Critiquer le Concile Vatican II comme le font de nouveau Mgr Fellay et l’abbé Pfluger depuis quelques temps n’est pas un gage. L’abbé Laguérie en fait autant et c’est un « rallié » qu’on nous a appris à fuir. Il n’y a donc pas vraiment de différence entre la position actuelle de la Fraternité St Pie X et celle de l’IBP.

Une chose est de critiquer le concile verbalement, une autre chose est de développer une Fraternité à l’abri et à l’écart de l’influence délétère du progressisme. Ce n’est pas en envisageant de se mettre sous la tutelle des évêques que nous serons à l’abri. Ce n’est pas un colloque contre Vatican II qui nous rassurerait, mais c’est plutôt l’affirmation qu’il n’y aura jamais de « régularisation canonique » sans conversion complète et avérée de Rome. Ce qui nous rassurerait ce serait également l’arrêt des discussions secrètes, la réhabilitation des bons prêtres et de Mgr Williamson, la condamnation publique et doctrinale du texte du 15 avril ainsi que la condamnation solennelle de la déclaration du Chapitre et des six conditions ineptes.

Note :

1. Mgr Lefebvre , 13 décembre 1984, Discours aux prêtres du District de France : « C'est pourquoi ce qui peut apparaître comme une concession n'est en réalité qu'une manœuvre. »

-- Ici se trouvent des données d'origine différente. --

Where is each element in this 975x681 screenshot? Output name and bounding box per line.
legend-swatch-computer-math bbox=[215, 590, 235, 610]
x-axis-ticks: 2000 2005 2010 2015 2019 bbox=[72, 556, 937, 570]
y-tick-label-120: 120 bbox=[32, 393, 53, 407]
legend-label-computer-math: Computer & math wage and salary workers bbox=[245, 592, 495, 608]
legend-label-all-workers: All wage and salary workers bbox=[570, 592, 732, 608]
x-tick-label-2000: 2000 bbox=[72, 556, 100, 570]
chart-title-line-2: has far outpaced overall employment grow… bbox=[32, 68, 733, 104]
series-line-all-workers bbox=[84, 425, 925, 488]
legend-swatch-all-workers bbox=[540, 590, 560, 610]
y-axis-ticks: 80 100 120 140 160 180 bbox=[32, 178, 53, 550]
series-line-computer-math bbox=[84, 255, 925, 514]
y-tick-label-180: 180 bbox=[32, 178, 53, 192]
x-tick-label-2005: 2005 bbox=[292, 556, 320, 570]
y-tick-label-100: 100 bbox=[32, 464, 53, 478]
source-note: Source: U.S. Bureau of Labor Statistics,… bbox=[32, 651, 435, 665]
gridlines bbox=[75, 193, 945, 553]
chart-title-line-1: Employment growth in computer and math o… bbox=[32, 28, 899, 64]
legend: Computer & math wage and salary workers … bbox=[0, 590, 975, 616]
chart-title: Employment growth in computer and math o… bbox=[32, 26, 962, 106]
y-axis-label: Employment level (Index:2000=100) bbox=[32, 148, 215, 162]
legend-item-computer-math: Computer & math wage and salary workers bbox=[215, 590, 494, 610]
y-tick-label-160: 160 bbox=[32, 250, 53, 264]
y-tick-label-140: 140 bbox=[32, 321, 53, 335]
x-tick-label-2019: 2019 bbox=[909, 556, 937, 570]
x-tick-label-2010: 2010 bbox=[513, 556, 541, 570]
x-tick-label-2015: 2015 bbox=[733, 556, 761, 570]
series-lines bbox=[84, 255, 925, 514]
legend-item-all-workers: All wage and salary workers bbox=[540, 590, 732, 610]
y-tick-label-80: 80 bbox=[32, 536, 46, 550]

Fideliter n°70, pp.. 13-14, juillet-août 1989 « Il nous faut absolument convaincre les fidèles qu’il s’agit bien d’une manœuvre, que c’est un danger de se mettre entre les mains des évêques conciliaires et de la Rome moderniste. C’est le plus grand danger qui les menace. Si nous avons lutté pendant vingt ans pour éviter les erreurs conciliaires, ce n’est pas pour nous mettre maintenant dans les mains de ceux qui les professent » (9).